Womit wir beim Mindestlohn sind. Ich freue mich schon auf den verbalen Diskurs von Herrn Foerster und Herrn Waldmüller zum Thema Mindestlohn. Wir haben in diesem Antrag – und da gibt es ja eine Korrespondenz zu den Anträgen zum Mindestlohn, die heute auch noch behandelt werden –, wenn wir Armutsfestigkeit erreichen wollen für die Zukunft, Generationengerechtigkeit, dann müssen die Löhne jetzt so entsprechend sein, dass sie vor Armut schützen im Alter. Und da reden wir, das hat nicht DIE LINKE sich in irgendwelchen Denkfabriken ausgedacht, das hat die Bundesregierung in einer Antwort auf eine Kleine Anfrage...

(Bernhard Wildt, Freie Wähler/BMV: Da kommen wir aber noch zu. Da kommen wir noch zu.)

... mitgeteilt, dass es mindestens 12,63 Euro aktuell sein sollten, die gezahlt werden, um vor Armut zu schützen.

(Zuruf von Bernhard Wildt, Freie Wähler/BMV)

Deswegen hier das Wort „mindestens 12 Euro“, mehr will ich nicht sagen. Das spielt ja erfreulicherweise an anderer Stelle noch eine Rolle, hat aber miteinander zu tun, deswegen hier an dieser Stelle.

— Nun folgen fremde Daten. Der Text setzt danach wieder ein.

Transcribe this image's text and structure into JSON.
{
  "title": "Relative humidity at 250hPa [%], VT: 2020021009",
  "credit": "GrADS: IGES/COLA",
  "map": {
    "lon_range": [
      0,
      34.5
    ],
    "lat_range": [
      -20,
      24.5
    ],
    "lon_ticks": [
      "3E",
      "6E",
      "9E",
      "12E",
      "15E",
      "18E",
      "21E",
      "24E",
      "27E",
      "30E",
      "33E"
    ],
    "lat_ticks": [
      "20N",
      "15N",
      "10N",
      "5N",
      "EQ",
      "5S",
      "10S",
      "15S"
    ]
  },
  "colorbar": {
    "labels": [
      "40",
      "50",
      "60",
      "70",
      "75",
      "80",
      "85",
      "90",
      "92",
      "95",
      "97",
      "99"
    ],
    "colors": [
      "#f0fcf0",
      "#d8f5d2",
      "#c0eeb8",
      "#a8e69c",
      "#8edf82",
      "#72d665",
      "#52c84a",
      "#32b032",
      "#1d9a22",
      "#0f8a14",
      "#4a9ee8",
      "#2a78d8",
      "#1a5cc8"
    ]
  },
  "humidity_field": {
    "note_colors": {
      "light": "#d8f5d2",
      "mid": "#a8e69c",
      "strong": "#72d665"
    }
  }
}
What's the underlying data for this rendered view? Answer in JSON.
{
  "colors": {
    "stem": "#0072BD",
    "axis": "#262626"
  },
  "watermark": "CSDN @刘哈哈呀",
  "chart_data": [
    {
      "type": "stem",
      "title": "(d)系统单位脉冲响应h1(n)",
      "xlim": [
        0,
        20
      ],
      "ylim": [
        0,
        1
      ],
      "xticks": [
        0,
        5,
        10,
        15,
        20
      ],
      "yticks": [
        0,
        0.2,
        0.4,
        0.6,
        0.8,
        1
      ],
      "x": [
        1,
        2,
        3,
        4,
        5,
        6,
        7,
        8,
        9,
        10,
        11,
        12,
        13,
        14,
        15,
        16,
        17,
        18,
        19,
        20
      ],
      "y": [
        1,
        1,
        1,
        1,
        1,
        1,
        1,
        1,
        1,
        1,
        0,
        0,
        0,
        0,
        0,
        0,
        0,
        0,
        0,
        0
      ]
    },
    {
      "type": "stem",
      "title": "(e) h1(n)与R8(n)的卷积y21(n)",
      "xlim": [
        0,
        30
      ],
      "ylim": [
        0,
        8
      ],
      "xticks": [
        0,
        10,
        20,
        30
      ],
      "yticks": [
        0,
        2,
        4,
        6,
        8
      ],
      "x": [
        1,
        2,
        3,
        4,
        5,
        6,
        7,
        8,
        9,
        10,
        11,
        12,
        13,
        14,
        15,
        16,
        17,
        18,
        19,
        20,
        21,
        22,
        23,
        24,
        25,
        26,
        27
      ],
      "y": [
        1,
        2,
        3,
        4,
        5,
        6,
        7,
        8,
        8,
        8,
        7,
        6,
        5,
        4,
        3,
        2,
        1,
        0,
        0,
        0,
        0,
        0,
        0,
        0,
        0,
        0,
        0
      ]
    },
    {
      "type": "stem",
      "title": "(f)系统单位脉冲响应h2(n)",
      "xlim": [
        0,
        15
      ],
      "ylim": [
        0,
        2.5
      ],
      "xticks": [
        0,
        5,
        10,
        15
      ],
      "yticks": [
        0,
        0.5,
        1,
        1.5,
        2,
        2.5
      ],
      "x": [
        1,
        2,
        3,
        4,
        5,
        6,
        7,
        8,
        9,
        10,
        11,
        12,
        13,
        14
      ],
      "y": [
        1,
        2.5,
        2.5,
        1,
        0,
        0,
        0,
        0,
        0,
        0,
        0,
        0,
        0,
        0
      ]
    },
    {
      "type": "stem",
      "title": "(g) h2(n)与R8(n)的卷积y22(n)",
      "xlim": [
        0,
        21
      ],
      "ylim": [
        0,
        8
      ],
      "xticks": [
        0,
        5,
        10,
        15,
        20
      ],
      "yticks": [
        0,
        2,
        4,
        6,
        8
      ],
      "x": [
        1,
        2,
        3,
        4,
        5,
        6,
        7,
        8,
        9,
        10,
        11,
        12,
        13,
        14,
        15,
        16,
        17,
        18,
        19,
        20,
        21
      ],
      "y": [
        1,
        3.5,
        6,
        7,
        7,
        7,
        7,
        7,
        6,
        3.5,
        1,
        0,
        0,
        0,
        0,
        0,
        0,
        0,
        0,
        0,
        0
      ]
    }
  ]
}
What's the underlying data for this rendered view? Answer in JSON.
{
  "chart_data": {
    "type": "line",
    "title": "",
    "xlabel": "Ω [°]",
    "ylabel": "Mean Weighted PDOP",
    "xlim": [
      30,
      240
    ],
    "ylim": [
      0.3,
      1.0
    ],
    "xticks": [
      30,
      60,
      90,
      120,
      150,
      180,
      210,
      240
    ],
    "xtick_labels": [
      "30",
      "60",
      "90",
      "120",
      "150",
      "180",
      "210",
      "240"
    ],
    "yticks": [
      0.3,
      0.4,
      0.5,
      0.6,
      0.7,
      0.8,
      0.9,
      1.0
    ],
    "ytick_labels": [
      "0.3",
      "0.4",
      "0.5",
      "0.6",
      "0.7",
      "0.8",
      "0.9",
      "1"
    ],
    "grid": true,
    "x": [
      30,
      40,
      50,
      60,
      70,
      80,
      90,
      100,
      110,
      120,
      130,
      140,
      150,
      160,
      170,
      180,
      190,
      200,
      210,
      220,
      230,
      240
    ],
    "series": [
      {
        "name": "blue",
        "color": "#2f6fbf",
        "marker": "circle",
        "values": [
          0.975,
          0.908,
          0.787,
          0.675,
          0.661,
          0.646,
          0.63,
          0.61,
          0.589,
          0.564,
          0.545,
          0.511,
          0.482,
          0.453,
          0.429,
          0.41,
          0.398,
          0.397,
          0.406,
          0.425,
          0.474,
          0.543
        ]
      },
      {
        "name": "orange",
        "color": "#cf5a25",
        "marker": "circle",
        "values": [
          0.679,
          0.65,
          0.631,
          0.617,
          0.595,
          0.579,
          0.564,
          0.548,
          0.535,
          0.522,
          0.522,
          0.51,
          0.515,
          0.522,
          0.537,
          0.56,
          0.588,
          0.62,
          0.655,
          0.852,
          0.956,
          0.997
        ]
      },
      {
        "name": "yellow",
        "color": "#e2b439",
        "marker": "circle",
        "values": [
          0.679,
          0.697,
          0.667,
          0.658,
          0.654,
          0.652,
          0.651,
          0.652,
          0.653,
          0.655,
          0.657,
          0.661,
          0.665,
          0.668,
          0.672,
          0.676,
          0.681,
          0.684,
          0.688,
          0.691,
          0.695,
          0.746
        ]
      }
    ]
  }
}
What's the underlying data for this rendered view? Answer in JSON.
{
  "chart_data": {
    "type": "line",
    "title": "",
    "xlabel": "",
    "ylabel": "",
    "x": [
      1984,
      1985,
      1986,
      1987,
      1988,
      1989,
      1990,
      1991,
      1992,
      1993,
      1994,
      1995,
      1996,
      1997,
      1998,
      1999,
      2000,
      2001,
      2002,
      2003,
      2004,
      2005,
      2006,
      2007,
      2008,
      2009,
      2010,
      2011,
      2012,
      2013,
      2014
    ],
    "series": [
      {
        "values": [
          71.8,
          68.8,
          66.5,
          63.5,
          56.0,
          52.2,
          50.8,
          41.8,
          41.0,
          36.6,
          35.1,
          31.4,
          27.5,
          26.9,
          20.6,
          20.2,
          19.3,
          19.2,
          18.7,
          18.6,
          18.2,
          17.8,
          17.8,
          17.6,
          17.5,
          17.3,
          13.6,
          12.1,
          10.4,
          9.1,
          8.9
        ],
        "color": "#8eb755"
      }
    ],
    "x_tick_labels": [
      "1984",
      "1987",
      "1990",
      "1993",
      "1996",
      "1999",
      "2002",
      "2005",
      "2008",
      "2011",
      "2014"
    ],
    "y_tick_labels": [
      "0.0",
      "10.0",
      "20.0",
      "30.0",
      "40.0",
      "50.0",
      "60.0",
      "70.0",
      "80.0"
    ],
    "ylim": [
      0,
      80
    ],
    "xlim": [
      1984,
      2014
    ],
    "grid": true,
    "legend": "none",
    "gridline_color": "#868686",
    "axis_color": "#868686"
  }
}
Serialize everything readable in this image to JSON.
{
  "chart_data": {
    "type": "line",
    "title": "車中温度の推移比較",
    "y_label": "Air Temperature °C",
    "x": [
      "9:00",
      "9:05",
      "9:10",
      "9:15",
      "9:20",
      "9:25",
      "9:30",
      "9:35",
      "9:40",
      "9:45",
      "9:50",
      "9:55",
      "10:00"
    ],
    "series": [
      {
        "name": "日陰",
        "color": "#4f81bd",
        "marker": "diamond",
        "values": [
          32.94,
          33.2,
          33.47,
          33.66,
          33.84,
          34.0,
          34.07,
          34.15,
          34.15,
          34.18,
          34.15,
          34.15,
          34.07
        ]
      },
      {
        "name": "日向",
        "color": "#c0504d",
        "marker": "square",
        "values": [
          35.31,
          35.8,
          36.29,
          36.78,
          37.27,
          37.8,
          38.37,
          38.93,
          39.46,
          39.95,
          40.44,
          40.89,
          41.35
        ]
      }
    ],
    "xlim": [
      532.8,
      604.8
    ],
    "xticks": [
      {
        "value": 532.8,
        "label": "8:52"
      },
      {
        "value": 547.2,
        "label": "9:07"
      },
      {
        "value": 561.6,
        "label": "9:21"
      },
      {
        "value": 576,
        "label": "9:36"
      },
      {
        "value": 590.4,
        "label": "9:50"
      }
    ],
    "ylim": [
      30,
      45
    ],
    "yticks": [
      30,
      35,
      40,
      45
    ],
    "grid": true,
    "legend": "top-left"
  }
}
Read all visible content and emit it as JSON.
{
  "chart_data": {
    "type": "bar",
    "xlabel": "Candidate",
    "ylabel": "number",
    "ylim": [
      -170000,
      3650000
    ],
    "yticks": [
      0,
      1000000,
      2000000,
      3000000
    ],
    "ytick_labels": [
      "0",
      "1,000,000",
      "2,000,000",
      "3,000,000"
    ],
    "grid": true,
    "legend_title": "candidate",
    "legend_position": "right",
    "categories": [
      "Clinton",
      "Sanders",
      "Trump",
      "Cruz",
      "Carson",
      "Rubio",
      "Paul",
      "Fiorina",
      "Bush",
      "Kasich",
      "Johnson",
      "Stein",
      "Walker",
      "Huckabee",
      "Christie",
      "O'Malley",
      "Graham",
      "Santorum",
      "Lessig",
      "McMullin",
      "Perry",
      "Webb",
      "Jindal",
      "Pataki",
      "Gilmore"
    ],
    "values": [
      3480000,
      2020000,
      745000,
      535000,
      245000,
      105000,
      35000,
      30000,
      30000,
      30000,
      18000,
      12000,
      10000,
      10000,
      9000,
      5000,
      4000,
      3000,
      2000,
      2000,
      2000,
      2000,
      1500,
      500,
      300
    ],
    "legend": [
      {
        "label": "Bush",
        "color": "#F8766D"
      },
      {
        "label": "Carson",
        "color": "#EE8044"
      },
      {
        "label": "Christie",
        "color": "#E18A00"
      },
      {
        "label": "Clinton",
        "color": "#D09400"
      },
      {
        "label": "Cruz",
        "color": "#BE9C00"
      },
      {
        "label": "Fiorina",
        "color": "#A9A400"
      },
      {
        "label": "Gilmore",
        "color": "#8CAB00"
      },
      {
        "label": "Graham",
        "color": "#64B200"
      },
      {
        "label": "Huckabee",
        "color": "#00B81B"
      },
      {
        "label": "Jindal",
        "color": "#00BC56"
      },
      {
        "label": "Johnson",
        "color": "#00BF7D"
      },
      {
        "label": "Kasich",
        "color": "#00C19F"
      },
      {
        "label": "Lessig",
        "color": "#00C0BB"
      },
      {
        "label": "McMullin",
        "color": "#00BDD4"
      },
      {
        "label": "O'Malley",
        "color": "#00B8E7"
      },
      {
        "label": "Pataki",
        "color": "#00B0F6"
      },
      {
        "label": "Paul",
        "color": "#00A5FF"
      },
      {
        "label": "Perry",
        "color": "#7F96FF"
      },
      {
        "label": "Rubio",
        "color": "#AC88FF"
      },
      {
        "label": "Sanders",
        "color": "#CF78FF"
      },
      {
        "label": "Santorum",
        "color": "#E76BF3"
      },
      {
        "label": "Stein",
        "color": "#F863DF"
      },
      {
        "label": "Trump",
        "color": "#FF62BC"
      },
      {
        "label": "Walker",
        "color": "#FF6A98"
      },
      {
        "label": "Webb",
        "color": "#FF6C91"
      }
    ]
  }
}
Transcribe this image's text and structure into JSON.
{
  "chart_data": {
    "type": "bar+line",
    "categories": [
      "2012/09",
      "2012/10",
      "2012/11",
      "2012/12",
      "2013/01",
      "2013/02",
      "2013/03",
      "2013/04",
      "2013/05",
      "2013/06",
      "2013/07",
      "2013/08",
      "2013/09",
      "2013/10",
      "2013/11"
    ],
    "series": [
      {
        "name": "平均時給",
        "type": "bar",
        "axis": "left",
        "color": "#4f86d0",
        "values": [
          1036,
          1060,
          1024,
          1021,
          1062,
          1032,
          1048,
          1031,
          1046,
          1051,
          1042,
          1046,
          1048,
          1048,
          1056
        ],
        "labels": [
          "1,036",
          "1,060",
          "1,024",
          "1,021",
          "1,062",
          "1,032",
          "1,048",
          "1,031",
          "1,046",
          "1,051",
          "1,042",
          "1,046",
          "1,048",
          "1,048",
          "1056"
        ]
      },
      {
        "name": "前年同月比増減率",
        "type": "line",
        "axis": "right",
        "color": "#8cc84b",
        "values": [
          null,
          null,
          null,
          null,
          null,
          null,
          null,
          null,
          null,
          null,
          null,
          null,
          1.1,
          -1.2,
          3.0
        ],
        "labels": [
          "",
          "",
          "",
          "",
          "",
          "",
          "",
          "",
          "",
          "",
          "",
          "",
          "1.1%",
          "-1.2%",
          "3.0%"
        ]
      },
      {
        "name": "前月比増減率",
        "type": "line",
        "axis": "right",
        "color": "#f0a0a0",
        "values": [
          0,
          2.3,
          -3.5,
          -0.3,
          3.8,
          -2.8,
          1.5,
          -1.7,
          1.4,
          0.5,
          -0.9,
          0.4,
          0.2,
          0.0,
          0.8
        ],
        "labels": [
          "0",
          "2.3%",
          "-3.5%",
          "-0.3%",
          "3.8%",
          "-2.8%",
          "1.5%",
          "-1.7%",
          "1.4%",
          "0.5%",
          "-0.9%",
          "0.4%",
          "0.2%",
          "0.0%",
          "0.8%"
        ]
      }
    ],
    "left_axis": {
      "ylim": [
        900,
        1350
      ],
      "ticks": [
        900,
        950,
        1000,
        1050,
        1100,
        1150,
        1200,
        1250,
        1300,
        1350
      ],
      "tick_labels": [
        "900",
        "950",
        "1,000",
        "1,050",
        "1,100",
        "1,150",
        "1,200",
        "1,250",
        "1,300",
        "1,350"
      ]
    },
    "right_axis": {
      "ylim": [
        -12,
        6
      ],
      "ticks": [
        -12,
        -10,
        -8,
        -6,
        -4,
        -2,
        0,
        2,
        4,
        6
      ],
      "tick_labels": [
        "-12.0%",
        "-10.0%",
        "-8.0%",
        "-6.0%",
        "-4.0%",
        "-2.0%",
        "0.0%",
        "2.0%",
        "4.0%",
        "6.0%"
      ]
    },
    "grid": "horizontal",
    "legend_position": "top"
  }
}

Dann, Frau Tegtmeier, ich höre Ihnen immer gerne aufmerksam auch zu, weil Sie sehr konzentriert und in der Sache reden, aber es gab doch ein paar Dinge, die mich haben aufhorchen lassen. Sie haben über die Angleichung der Rentenwerte Ost und West gesprochen, die wir fix bis 2025 erreichen. Fix bis 2025 heißt also, in sieben Jahren. Dann sind es 35 Jahre, die ein Unterschied bestanden hat. Und dann...

(Zuruf von Martina Tegtmeier, SPD)

Ja, das tut mir leid, Ihnen das sagen zu müssen.

(Torsten Renz, CDU: Aber?)

Ja, dann gucken Sie auf die CDU! Es gibt auch andere Möglichkeiten.